Background: Pre-mRNA processing factor 31 (PRPF31) is essential for pre-mRNA splicing. Heterozygous loss of function mutations in PRPF31 cause autosomal dominant retinitis pigmentosa 11 (RP11), characterized by photoreceptor degeneration, with potential for blindness. Increasing the PRPF31 transcript level in the retina may rescue splicing function and therefore prevent or delay degeneration of photoreceptor cells. This study aims to upregulate PRPF31 expression, sufficient to support retinal function in an RP11 patient carrying c.1205 C>A nonsense mutation in exon 12 of PRPF31. Splice-switching antisense oligonucleotides (AOs) were designed to exclude exon 12 and restore the reading frame of the PRPF31 transcript, facilitating the production of potentially functional PRPF31 in RP11 patient cells.
Methods: AOs targeting splicing enhancer motifs in PRPF31 exon 12 were designed to promote exclusion of exon 12 during pre-mRNA processing, and transfected into RP11 fibroblasts. RNA was isolated 24 hours after transfection and assessed for PRPF31 exon 12 exclusion using end-point RT-PCR and total PRPF31 transcript using quantitative RT-PCR.

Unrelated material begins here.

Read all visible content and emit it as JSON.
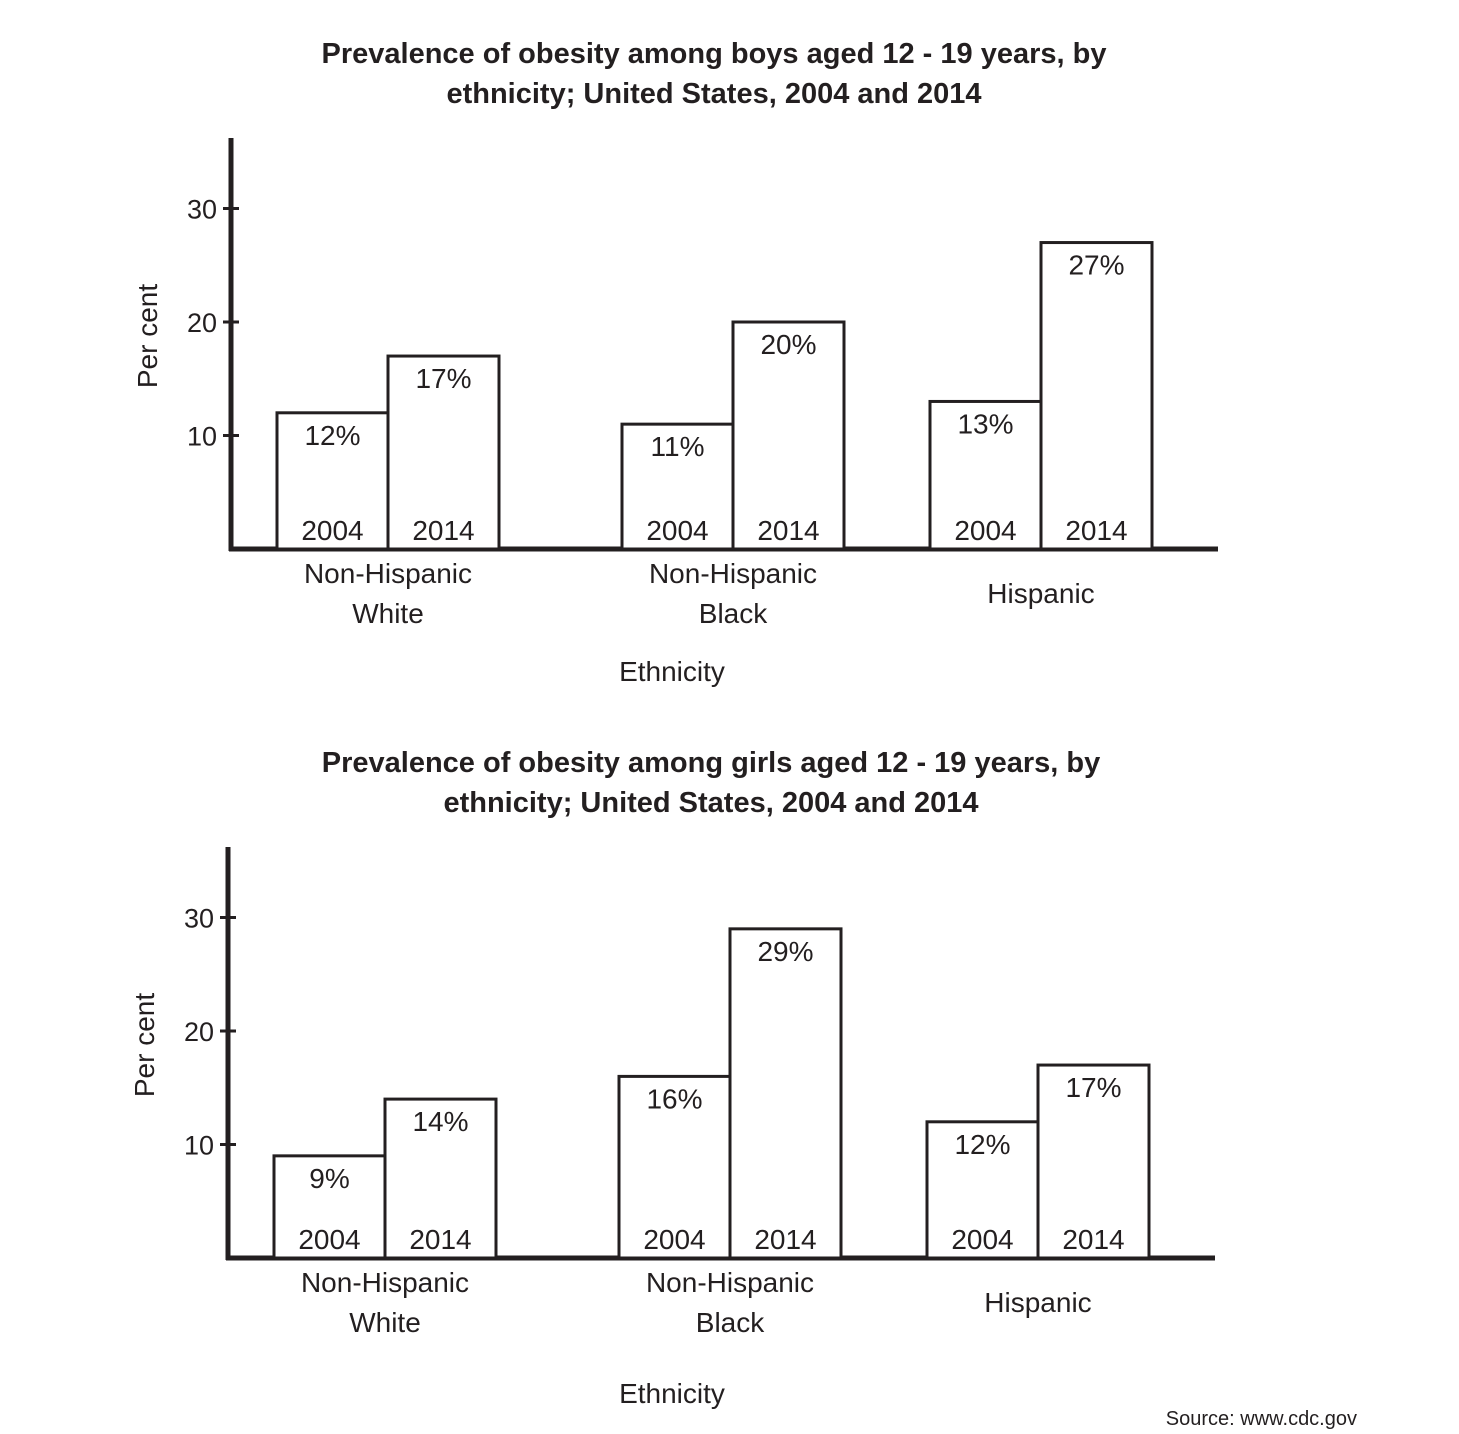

Results: An AO targeting splicing enhancer sequences at the position 70-94 on exon 12 excluded exon 12 from 80% of the PRPF31 transcripts, as determined by RT-PCR and Sanger sequencing. Exclusion of exon 12 resulted in approximately two-fold increase in total PRPF31 transcript at the mRNA level, compared to control.

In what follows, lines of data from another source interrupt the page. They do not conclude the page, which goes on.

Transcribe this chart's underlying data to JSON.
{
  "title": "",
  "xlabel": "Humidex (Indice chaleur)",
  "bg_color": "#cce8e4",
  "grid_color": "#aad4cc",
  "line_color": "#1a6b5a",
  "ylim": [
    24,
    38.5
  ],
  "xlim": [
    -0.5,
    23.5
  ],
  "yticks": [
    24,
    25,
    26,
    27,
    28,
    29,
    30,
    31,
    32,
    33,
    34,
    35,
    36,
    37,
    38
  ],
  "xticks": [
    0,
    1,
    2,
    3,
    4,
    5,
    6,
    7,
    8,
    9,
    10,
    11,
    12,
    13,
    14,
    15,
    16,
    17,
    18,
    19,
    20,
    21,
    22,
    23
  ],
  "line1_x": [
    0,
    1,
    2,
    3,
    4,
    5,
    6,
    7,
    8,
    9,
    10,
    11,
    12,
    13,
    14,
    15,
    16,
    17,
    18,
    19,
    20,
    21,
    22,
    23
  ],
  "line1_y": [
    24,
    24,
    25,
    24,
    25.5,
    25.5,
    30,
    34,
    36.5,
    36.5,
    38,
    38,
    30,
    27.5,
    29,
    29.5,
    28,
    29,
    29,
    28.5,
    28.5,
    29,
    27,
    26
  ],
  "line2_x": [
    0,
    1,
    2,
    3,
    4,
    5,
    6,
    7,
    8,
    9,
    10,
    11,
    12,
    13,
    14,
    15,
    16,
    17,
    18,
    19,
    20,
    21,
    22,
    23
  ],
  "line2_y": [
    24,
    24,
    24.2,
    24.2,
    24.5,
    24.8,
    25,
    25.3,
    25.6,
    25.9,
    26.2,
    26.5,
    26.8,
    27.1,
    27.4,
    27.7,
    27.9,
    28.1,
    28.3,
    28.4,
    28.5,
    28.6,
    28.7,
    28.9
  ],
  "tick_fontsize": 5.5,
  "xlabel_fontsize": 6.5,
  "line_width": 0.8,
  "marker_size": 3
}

Conclusion: Exclusion of the exon bearing the nonsense mutation restored the reading frame of PRPF31 and increased total PRPF31 transcript, which would otherwise have been degraded through nonsense mediated decay. Deletion of exon 12 does not disrupt any predicted functional domain and therefore the truncated protein is expected to retain some function. PRPF31 protein expression and the consequences on the photoreceptors will be further evaluated in retinal organoids derived from patient induced-pluripotent stem cells. This study will yield a potential candidate for PRPF31-associated RP.